Centennial events are planned in the park from Jan. 1, 2016 through the end of 2016, including a monthly ranger-guided Centennial Hike Series, with a complementary After Dark in the Park program. The park’s annual Cultural Festival & BioBlitz, scheduled for Sat., Aug. 27, 2016 (a fee-free day), will showcase how Hawaiian cultural practices weave science and stewardship together.
The park’s new Centennial web page features a new multimedia video, 100 Years in 100 Seconds, which highlights 100 years of volcanic eruptions in 100 seconds.
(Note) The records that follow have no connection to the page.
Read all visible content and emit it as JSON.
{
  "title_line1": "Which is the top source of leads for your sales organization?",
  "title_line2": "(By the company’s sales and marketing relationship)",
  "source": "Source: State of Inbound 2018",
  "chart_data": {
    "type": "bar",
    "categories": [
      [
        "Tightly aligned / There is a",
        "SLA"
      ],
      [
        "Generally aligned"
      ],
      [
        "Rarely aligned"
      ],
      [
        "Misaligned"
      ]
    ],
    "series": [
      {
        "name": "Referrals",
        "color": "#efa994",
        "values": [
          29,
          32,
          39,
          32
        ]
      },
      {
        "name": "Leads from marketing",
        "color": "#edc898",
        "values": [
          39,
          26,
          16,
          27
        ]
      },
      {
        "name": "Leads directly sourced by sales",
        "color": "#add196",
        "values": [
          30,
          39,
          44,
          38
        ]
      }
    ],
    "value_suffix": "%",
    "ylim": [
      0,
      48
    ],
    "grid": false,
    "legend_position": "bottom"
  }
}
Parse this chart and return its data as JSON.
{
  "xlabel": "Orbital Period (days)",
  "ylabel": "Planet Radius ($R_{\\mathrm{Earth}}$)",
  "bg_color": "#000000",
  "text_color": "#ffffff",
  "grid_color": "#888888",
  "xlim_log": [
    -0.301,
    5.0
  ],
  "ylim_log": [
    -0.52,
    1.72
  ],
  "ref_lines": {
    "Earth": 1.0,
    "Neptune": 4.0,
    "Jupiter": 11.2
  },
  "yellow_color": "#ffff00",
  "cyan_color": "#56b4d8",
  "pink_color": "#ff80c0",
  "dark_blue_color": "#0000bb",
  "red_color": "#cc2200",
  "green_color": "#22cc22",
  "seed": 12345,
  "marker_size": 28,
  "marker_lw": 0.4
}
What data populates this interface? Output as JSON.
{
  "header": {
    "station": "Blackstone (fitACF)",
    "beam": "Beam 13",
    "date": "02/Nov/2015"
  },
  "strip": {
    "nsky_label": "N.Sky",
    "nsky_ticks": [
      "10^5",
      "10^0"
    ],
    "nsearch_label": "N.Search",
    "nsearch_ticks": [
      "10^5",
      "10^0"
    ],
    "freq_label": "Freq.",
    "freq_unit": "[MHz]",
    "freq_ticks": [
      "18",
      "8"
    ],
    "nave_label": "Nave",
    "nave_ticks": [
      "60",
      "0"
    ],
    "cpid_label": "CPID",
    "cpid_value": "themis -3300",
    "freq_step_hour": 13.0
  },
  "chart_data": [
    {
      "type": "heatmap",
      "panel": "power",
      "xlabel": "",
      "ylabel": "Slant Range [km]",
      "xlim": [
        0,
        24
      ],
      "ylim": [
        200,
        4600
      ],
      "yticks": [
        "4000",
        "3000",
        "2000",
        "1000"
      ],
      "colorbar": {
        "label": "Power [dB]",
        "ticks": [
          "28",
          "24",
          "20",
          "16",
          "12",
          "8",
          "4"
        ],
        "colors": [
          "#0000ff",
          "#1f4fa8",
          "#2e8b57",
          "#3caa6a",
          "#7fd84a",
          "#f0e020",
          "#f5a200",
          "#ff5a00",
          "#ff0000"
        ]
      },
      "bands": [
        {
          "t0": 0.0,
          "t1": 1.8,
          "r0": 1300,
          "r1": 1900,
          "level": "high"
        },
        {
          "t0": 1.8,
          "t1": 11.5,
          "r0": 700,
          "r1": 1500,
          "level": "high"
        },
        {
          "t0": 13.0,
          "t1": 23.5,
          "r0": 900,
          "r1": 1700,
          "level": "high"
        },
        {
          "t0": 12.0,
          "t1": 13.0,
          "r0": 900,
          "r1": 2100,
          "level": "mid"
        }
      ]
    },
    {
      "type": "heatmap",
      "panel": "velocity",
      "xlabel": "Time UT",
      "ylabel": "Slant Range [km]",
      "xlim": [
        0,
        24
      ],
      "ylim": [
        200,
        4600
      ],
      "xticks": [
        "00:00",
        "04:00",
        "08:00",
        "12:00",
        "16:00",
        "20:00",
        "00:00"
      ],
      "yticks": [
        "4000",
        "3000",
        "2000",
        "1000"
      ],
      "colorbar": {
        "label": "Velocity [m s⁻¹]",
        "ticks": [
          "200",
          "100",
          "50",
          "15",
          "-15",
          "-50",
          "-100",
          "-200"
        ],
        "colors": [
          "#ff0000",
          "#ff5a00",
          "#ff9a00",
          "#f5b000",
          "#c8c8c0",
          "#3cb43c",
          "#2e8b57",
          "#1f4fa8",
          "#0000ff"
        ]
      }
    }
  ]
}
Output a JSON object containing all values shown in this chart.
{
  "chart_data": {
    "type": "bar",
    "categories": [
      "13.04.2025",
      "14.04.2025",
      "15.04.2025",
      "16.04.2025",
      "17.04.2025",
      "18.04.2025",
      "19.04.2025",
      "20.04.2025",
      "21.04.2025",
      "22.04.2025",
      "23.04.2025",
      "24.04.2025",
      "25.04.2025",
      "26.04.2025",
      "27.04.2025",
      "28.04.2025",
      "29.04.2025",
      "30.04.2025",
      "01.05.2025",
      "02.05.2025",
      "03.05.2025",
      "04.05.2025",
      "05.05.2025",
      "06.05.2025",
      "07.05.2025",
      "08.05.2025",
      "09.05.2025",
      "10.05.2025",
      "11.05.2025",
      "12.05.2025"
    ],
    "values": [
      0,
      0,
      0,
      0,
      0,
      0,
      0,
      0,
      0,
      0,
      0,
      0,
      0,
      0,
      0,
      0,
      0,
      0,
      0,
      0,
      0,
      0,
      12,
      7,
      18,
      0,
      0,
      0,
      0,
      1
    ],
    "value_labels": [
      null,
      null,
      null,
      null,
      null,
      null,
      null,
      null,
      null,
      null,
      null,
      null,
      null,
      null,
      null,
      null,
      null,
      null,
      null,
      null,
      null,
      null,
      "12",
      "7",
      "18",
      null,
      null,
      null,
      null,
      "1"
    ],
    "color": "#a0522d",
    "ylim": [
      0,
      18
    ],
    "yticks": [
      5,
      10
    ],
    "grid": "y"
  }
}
In a second video, Share Your Story, Park Ranger Andrea Kaawaloa-Okita shares her story as a fourth-generation employee of Hawai‘i Volcanoes and the importance of connecting the next generation to their national park. The web page will be updated with a centennial calendar of events.
Founded on Aug. 1, 1916, Hawai‘i Volcanoes was the 15th national park established in the U.S., and celebrates its centennial anniversary along with the National Park Service itself, which turns 100 on Aug. 25, 2016.